Vous le savez, le gouvernement a fait de la réforme des retraites le fer de lance de sa volonté de contrer la crise par des mesures économiques. Il a été démontré que d’une part le candidat Nicolas Sarkozy avait en 2007 écarté d’un revers de main toute réforme de notre système de retraite avant de se rétracter en 2010 et que d’autre part, Mme Lagarde alors ministre de l’économie n’avait pas caché le lien de cause à effet qui existait entre l’application d’une telle réforme et la conservation de la notation triple A des principales agences de notation.
Vous le savez aussi, cette réforme aura été le point d’orgue d’une bataille parlementaire plus que vivace, entre obscur point de procédure et décision – unique dans l’histoire de l’assemblée nationale – d’en clore prématurément les débats pour en hâter le vote. Sans doute échaudé par un tel contexte le gouvernement a donc décidé que pour réformer le régime spécial du personnel de la Comédie Française(1), il allait passer par un discret décret.
Sauf qu’à la lecture de ce décret nous réalisons qu’il s’agit là bien plus d’un cadeau que d’une réforme, et j’imagine mal les locataires de la maison de Molière descendre dans la rue pour protester.
Pour commencer le texte précise que « les effets du présent décret interviendront pour l’essentiel de ses dispositions à compter du 1er janvier 2017« . Comparez déjà rien que ceci avec le régime général pour lequel à l’inverse les effets de la réforme ont pris corps dès le 1er juillet de cette année. Mais ce n’est pas tout, « certaines dispositions sont d’application immédiate« . Ce sont en fait les avantages(2) d’un régime déjà avantageux qui sont mis en avant. Dès lors il est bien difficile de croire que « le présent décret étend la réforme des retraites au régime spécial de retraite du personnel de la Comédie-Française. »
Le plus symbolique de cette hypocrisie – comment appeler cela autrement ? – est dans le décret suivant, publié lui aussi au Journal Officiel du 22 septembre. Il s’agit du taux de cotisation des assurés affiliés au régime spécial de retraite du personnel de la Comédie-Française.

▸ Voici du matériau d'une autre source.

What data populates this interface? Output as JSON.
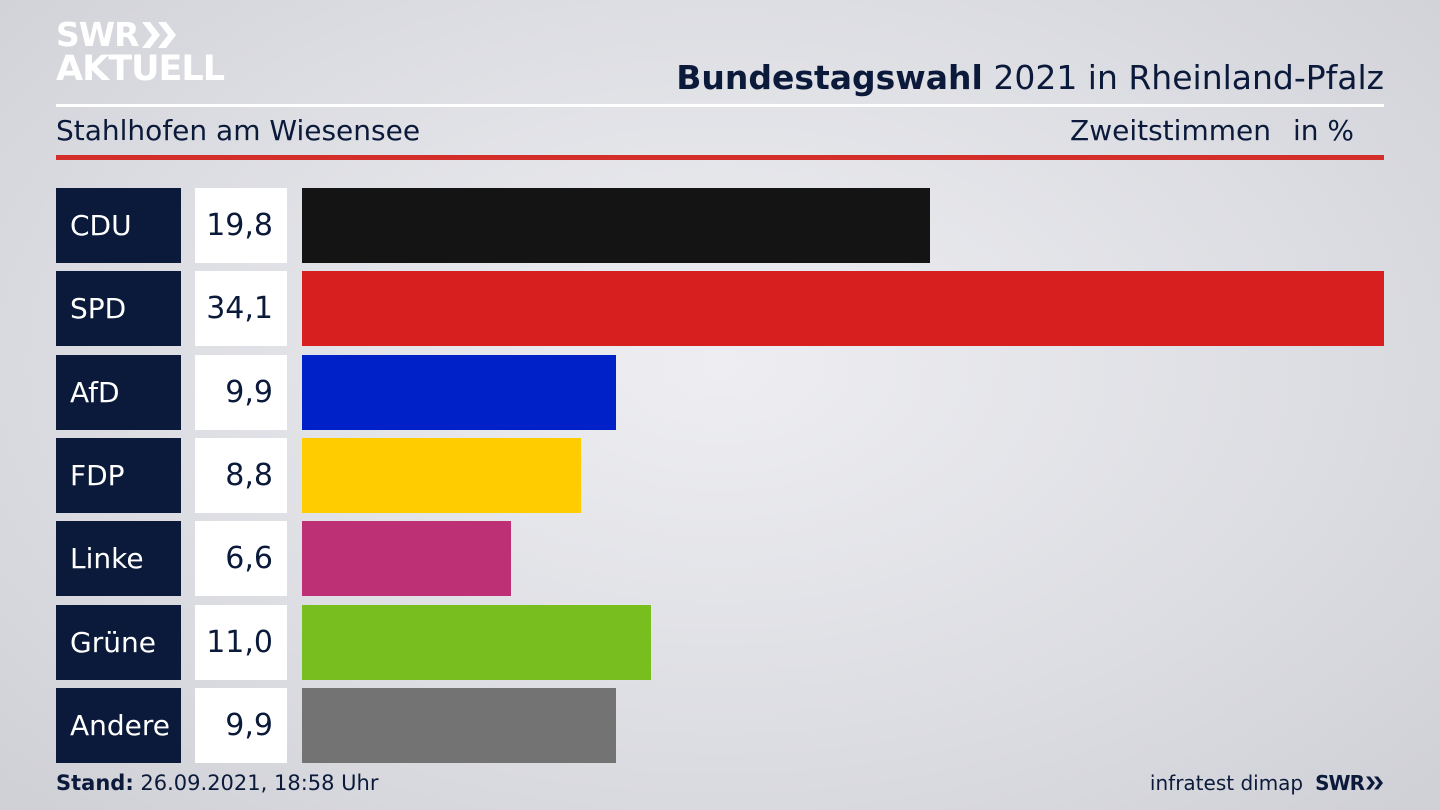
{
  "logo": {
    "line1": "SWR",
    "line2": "AKTUELL"
  },
  "header": {
    "title_bold": "Bundestagswahl",
    "title_rest": " 2021 in Rheinland-Pfalz",
    "subtitle": "Stahlhofen am Wiesensee",
    "measure": "Zweitstimmen",
    "unit": "in %"
  },
  "chart_data": {
    "type": "bar",
    "orientation": "horizontal",
    "title": "Bundestagswahl 2021 in Rheinland-Pfalz",
    "subtitle": "Stahlhofen am Wiesensee",
    "xlabel": "Zweitstimmen in %",
    "categories": [
      "CDU",
      "SPD",
      "AfD",
      "FDP",
      "Linke",
      "Grüne",
      "Andere"
    ],
    "values": [
      19.8,
      34.1,
      9.9,
      8.8,
      6.6,
      11.0,
      9.9
    ],
    "value_labels": [
      "19,8",
      "34,1",
      "9,9",
      "8,8",
      "6,6",
      "11,0",
      "9,9"
    ],
    "colors": [
      "#141414",
      "#d71f1f",
      "#0020c8",
      "#ffcc00",
      "#be3075",
      "#78be1e",
      "#737373"
    ],
    "xlim": [
      0,
      34.1
    ],
    "grid": false,
    "legend": "none"
  },
  "footer": {
    "stand_label": "Stand:",
    "stand_value": " 26.09.2021, 18:58 Uhr",
    "source": "infratest dimap",
    "brand": "SWR"
  }
}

Comme prévu ce taux va augmenter puisque la réforme « applique ainsi les mêmes mesures que celles retenues pour les régimes spéciaux de retraite des fonctionnaires« . Sauf que l’article 1 ne dit rien d’autre que l’assurance d’avoir un taux garanti contre toute augmentation d’ici au 31 décembre 2016. On a connu des textes de lois bien plus coercitifs. A l’inverse je n’ai pas lu dans la réforme des retraites du régime général qu’un taux quelconque bénéficiât d’une telle faveur… Mais comme si le clou n’était pas encore assez enfoncé, un tableau précise à quelle vitesse ce taux va s’aligner sur celui des autres régimes. Il faudra compter rien de moins que 10 ans pour passer d’un taux de 7,85% à un taux de 10,55%… Faites le calcul : pour une base 100 en 2016 vous allez payer 107,85 , et à partir de 2027 (!) 110,55. Il y a vraiment de quoi regretter que la réforme principale ne soit pas alignée, elle, sur un tel régime. Cette discrète réforme n’est ni plus ni moins qu’un cadeau de plus et non pas la preuve de la volonté farouche du gouvernement actuel de s’attaquer à tout ce qui peut paraître de près ou de loin un privilège réservé à une certaine catégorie de personnes(3).
(1) Amateur de théatre, j’ai le plus grand respect pour cette institution.
(2) Selon le décret, il s’agit des « conditions de réduction d’activité pour bénéficier du dispositif de départ anticipé des parents de trois enfants ou d’un enfant invalide à 80 % et de la bonification pour enfant, [et la] possibilité pour les assurés de demander le remboursement du rachat des années d’études et service de la pension en capital ou selon une autre périodicité. »
(3) Il est bon de rappeler ici que le gouvernement a cité comme privilège le fait que les indemnités pour accident du travail n’étaient pas soumises à l’impôt sur le revenu, et qu’il s’est empressé de supprimer ce qu’il considérait comme une « niche fiscale ».